The corollary argument is gentler. Santi does not need a coach who fixes him. He needs a coach who notices his actual swing flaw, says it once, and then gets out of the way. Pryce floating on a unicorn in a flooded quarry and giving Santi one real piece of coaching advice is, structurally, the most adult thing Pryce has done in the season. The show frames it not as a victory but as a baseline. This is what the job actually is, and Pryce, after one round and one cliff jump, is finally doing it.
The unicorn floaty is the episode’s running visual joke and also its argument. A grown man humbling himself in a rented pool toy, paying a teenager’s price of admission, listening more than he talks, taking the coaching note about himself as well as giving one. The show is saying that is the work. Not the breakfast sandwich. Not the locker-room apology. The unicorn.
Verdict
This is the episode where Stick stops being a hangout show about Owen Wilson being charming and becomes a show about why Owen Wilson’s character is the way he is.
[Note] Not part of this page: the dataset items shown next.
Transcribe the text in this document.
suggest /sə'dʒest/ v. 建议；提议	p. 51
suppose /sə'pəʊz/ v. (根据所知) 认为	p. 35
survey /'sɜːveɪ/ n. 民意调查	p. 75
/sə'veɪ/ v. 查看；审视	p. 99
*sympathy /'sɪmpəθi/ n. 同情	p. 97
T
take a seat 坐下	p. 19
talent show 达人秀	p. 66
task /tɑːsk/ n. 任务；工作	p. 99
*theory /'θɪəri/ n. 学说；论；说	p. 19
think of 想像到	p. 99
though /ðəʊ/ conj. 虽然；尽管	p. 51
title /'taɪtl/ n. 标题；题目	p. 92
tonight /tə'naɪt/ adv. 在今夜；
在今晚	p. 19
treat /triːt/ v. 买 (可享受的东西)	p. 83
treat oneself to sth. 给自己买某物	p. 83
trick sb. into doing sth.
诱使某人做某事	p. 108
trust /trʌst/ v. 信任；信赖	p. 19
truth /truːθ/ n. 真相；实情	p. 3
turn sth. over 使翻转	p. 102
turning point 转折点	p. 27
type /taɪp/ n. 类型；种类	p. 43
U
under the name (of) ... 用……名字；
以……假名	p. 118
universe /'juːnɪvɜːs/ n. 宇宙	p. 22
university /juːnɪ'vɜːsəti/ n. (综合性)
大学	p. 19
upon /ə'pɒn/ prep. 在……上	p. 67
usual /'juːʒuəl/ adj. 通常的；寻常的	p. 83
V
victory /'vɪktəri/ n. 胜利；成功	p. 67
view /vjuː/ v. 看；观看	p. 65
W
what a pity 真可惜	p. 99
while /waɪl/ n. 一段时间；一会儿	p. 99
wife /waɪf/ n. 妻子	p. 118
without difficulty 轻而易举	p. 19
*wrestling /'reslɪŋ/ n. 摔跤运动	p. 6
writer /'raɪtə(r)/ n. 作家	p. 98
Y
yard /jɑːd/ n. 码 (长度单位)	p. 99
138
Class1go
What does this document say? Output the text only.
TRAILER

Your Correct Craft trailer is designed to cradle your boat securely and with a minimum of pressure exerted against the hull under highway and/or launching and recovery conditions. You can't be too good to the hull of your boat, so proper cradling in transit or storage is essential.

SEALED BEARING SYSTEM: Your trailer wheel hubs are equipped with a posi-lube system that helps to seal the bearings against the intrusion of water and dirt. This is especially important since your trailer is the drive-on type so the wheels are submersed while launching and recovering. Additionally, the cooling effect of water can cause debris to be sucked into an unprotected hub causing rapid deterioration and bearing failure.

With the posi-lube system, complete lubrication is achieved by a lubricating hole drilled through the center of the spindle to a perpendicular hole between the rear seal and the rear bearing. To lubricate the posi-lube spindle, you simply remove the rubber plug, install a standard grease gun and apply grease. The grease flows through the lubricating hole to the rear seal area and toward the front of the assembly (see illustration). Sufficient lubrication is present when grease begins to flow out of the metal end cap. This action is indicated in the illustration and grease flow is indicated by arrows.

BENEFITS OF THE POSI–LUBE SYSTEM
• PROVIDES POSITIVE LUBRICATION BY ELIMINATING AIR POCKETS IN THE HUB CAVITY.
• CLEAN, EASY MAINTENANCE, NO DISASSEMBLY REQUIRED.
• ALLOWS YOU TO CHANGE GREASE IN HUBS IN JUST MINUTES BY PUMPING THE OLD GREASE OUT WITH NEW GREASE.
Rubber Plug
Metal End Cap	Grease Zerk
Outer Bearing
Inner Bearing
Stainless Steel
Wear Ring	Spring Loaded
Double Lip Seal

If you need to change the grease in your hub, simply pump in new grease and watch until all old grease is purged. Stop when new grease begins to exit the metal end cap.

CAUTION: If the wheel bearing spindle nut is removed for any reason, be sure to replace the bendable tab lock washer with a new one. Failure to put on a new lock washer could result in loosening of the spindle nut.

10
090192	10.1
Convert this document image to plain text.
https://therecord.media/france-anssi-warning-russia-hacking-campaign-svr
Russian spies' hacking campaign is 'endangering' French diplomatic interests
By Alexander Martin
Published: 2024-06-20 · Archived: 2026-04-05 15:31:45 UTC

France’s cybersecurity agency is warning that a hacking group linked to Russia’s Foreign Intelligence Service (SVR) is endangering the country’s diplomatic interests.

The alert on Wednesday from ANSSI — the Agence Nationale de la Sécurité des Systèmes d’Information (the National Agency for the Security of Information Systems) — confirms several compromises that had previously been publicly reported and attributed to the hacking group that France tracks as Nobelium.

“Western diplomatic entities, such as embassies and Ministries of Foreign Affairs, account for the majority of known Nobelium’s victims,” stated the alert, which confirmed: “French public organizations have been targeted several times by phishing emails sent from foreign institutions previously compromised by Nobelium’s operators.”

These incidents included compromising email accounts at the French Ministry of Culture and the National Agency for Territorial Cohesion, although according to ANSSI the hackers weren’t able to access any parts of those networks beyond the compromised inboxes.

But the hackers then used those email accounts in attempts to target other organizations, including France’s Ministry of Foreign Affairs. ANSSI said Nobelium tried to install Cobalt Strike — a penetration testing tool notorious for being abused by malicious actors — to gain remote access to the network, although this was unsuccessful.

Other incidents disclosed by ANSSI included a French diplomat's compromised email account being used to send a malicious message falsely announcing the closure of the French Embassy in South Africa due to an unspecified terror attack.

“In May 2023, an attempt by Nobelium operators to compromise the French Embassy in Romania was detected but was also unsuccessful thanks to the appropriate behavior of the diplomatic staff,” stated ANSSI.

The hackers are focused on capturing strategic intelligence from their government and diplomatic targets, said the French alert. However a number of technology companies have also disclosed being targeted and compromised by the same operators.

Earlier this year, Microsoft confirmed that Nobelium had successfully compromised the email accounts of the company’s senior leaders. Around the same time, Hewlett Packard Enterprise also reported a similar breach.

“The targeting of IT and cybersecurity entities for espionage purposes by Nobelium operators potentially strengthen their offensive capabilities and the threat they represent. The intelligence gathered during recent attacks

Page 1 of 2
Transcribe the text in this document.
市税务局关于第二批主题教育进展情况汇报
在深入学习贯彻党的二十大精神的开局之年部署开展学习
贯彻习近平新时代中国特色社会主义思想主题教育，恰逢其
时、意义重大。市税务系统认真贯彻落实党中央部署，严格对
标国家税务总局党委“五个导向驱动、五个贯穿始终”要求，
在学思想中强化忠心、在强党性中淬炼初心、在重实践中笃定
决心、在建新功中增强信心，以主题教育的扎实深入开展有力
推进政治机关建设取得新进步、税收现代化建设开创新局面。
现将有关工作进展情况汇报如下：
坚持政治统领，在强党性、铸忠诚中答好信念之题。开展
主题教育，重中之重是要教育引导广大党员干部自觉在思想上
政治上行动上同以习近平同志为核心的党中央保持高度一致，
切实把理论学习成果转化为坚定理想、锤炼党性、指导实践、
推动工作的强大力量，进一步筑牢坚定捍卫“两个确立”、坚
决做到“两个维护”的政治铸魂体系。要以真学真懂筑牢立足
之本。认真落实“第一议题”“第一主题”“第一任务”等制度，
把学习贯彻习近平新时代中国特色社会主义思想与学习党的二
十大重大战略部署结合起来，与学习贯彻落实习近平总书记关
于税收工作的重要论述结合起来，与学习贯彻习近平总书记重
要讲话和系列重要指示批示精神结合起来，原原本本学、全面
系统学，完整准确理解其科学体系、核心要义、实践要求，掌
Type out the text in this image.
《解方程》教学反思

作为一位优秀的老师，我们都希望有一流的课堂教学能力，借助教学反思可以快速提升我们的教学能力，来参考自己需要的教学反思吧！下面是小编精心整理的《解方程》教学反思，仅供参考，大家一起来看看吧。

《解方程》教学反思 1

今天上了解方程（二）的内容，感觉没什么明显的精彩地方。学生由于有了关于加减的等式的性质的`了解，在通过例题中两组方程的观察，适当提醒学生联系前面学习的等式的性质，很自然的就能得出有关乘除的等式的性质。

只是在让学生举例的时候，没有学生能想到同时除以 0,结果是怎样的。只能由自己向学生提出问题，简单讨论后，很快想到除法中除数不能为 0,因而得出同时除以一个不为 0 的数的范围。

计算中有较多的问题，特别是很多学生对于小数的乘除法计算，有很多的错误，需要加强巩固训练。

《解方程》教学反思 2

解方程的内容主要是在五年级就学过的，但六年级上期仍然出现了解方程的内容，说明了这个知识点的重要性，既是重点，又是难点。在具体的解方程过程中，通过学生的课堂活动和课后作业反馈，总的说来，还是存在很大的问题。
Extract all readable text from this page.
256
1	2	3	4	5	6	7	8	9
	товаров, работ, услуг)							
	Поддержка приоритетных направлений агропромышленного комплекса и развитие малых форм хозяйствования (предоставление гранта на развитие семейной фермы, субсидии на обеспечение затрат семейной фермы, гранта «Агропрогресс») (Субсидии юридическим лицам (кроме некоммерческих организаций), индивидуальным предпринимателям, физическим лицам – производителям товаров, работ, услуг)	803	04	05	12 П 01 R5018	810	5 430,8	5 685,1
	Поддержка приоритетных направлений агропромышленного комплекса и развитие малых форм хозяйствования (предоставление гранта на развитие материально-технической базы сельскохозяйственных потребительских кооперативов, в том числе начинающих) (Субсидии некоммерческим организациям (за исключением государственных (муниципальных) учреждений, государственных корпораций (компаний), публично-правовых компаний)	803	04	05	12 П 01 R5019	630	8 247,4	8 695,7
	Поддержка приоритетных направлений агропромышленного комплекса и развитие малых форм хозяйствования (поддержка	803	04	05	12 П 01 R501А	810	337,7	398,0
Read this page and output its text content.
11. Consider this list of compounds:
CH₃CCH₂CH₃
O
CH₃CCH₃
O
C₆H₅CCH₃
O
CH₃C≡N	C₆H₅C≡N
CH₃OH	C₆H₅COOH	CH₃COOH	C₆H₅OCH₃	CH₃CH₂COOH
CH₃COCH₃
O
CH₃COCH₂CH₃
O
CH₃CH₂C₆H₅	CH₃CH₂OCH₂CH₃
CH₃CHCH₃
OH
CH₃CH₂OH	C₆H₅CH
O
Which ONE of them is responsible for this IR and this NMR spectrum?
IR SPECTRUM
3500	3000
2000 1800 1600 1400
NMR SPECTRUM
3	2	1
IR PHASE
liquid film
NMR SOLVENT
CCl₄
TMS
The Jett reveal could have been a cheap unlock. The script holds it back, hands it to Mitts to deliver while Pryce is offscreen, and lets Mariana Treviño carry the receiving end with a face and a Spanish word that doubles as a verdict. The pool conversation between Pryce and Santi is the first scene in the series where coach and player are actually speaking the same language, even when the kid pretends they are not. Lilli Kay’s Zero is a real find, the kind of character who can puncture a Wilson monologue without taking the wind out of the show, and the Ryder Cup ring is a perfect single-prop reveal of how far Pryce will go to keep this thing alive. The B-stuff with Elena’s dogs and the steak debate is thinner. The Clark Ross ad runs once and then disappears, which is the right call for setup and the wrong call for a kicker. Mitts gets the funniest line of the season so far. Happy fucking idiots, twice, the second time whispered. That is the show in three words.